What about it? Why is it so daunting? What makes it to attractive to us, that in the present, all we wish is to reach for it?

As I continue to grow older and develop a sense of the world, I can’t help but notice how the future hoovers over the present and how every decision I make now affects the future me, the future life that I will have.

With only twenty-one days until I board the flight bound for Chicago-Midway, I am starting to wonder if I made the right decision in transferring to my dream school, the school I wished to attend out of high school yet didn’t get the chance to. Now that I have the chance, now that I am a couple years older and a couple years more experienced, am I ready for this sudden change?

A jolt, really, in my daily musings. A new way of thinking. But does all this — moving, a new environment, being thrown out into the world alone — lead to a better future paved down the road for me? Do the challenges make me stronger? Will they help me finally come to realize where my heart lies, what my passions are?

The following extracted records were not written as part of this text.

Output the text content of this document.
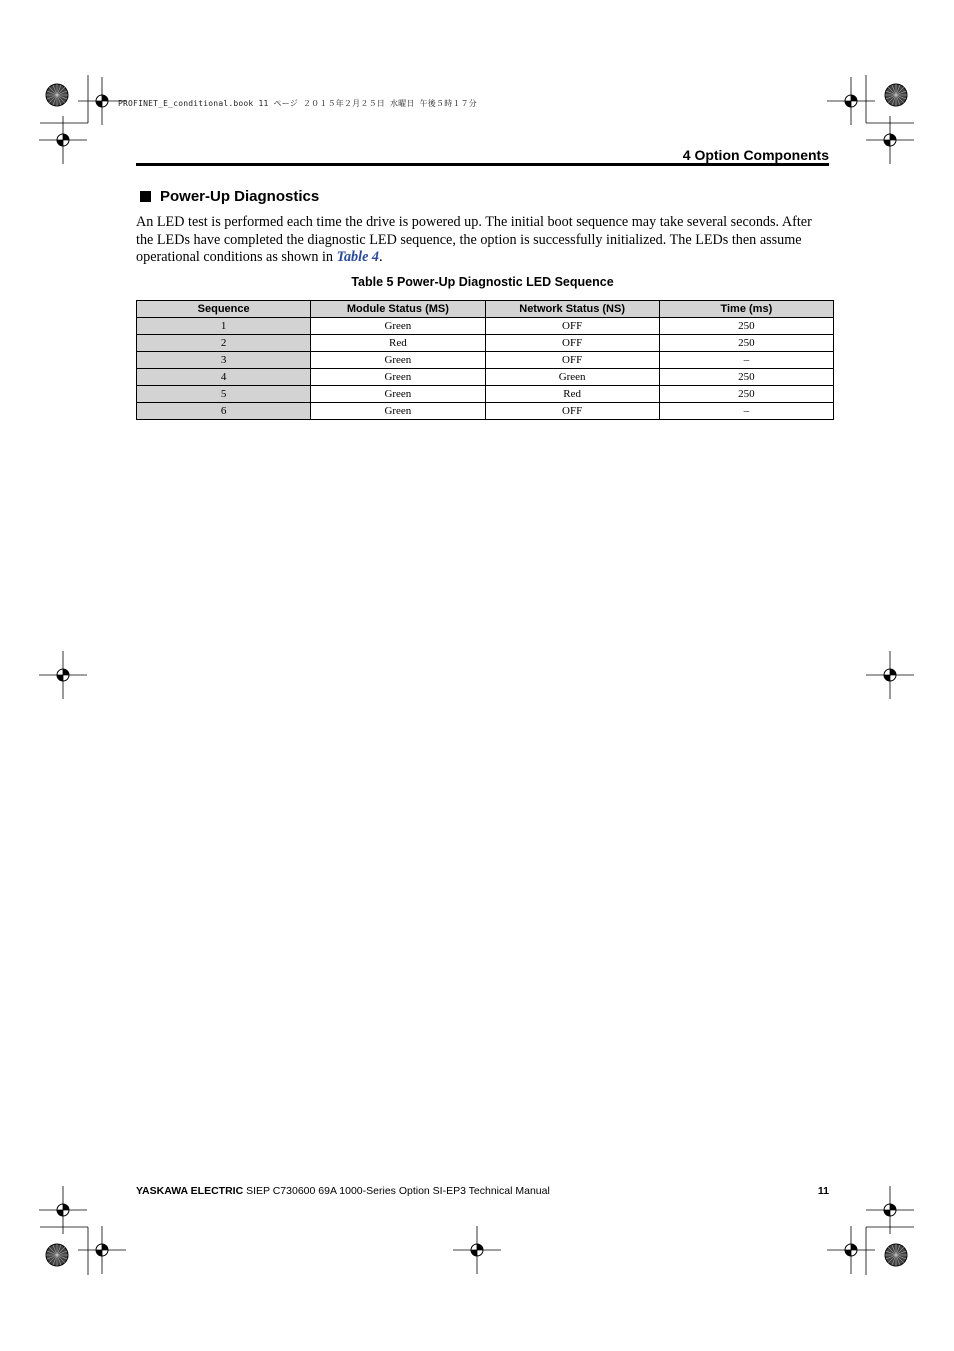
PROFINET_E_conditional.book 11 ページ ２０１５年２月２５日 水曜日 午後５時１７分
4 Option Components
Power-Up Diagnostics
An LED test is performed each time the drive is powered up. The initial boot sequence may take several seconds. After the LEDs have completed the diagnostic LED sequence, the option is successfully initialized. The LEDs then assume operational conditions as shown in Table 4.
Table 5 Power-Up Diagnostic LED Sequence
Sequence	Module Status (MS)	Network Status (NS)	Time (ms)
1	Green	OFF	250
2	Red	OFF	250
3	Green	OFF	–
4	Green	Green	250
5	Green	Red	250
6	Green	OFF	–
YASKAWA ELECTRIC SIEP C730600 69A 1000-Series Option SI-EP3 Technical Manual	11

I have all these goals, these aspirations. I like to think that these are just hurdles along the way to my dreams, that moving to the middle of the country, attending a new school halfway through my college career, changing my future goals halfway through college are all just hurdles on the way to my ultimate goal: becoming a physician, pediatrician.

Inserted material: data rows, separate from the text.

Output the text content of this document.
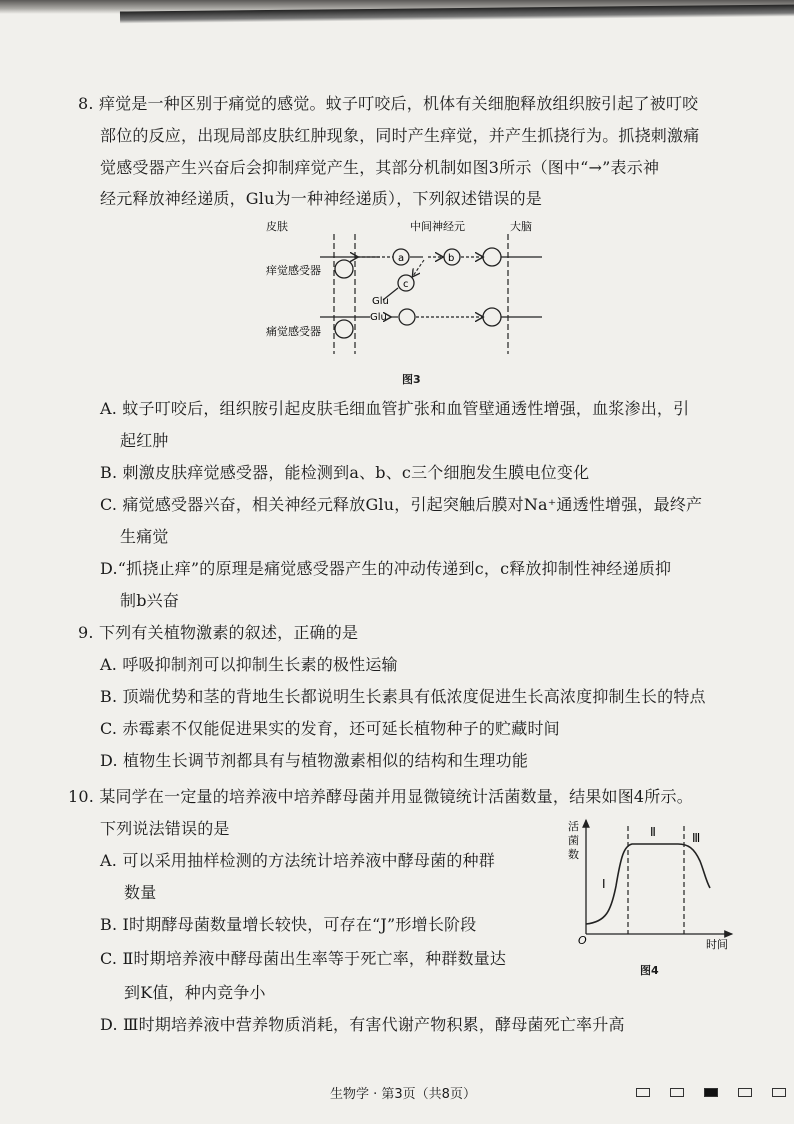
8. 痒觉是一种区别于痛觉的感觉。蚊子叮咬后，机体有关细胞释放组织胺引起了被叮咬
部位的反应，出现局部皮肤红肿现象，同时产生痒觉，并产生抓挠行为。抓挠刺激痛
觉感受器产生兴奋后会抑制痒觉产生，其部分机制如图3所示（图中“→”表示神
经元释放神经递质，Glu为一种神经递质），下列叙述错误的是
皮肤	中间神经元	大脑
痒觉感受器
a	b
c
Glu
痛觉感受器
Glu
图3
A. 蚊子叮咬后，组织胺引起皮肤毛细血管扩张和血管壁通透性增强，血浆渗出，引
起红肿
B. 刺激皮肤痒觉感受器，能检测到a、b、c三个细胞发生膜电位变化
C. 痛觉感受器兴奋，相关神经元释放Glu，引起突触后膜对Na⁺通透性增强，最终产
生痛觉
D.“抓挠止痒”的原理是痛觉感受器产生的冲动传递到c，c释放抑制性神经递质抑
制b兴奋
9. 下列有关植物激素的叙述，正确的是
A. 呼吸抑制剂可以抑制生长素的极性运输
B. 顶端优势和茎的背地生长都说明生长素具有低浓度促进生长高浓度抑制生长的特点
C. 赤霉素不仅能促进果实的发育，还可延长植物种子的贮藏时间
D. 植物生长调节剂都具有与植物激素相似的结构和生理功能
10. 某同学在一定量的培养液中培养酵母菌并用显微镜统计活菌数量，结果如图4所示。
下列说法错误的是
A. 可以采用抽样检测的方法统计培养液中酵母菌的种群
数量
B. Ⅰ时期酵母菌数量增长较快，可存在“J”形增长阶段
C. Ⅱ时期培养液中酵母菌出生率等于死亡率，种群数量达
到K值，种内竞争小
D. Ⅲ时期培养液中营养物质消耗，有害代谢产物积累，酵母菌死亡率升高
活
菌
数
O	时间
Ⅰ
Ⅱ	Ⅲ
图4
生物学 · 第3页（共8页）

But those goals are too far distant. First, I need to conquer the immediate ones. Like packing all my belongings and getting to Chicago safely. Like signing up for the most challenging, grueling quarter yet. Like putting myself out there for people to judge, because that is the first step in loving and accepting oneself.

Life isn’t without challenges, I guess. Or I know. I saw somewhere on the internet a picture with the words

Don’t give up, the beginning is always the hardest.

This is my beginning, I like to think. This is the beginning to a life that I cannot yet know, that I cannot yet envision. It is the biggest hurdle that I must overcome in the journey of my life. So as cheesy as it sounds, and as many times as we all have heard, it is true. Life is without challenges. We will always have hurdles to overcome. It is just a matter of trusting and believing that you will get over the hurdle, that you will be triumphant in the end.

Faith. Hope. Trust. Believe. And maybe, just maybe, a sprinkling of luck.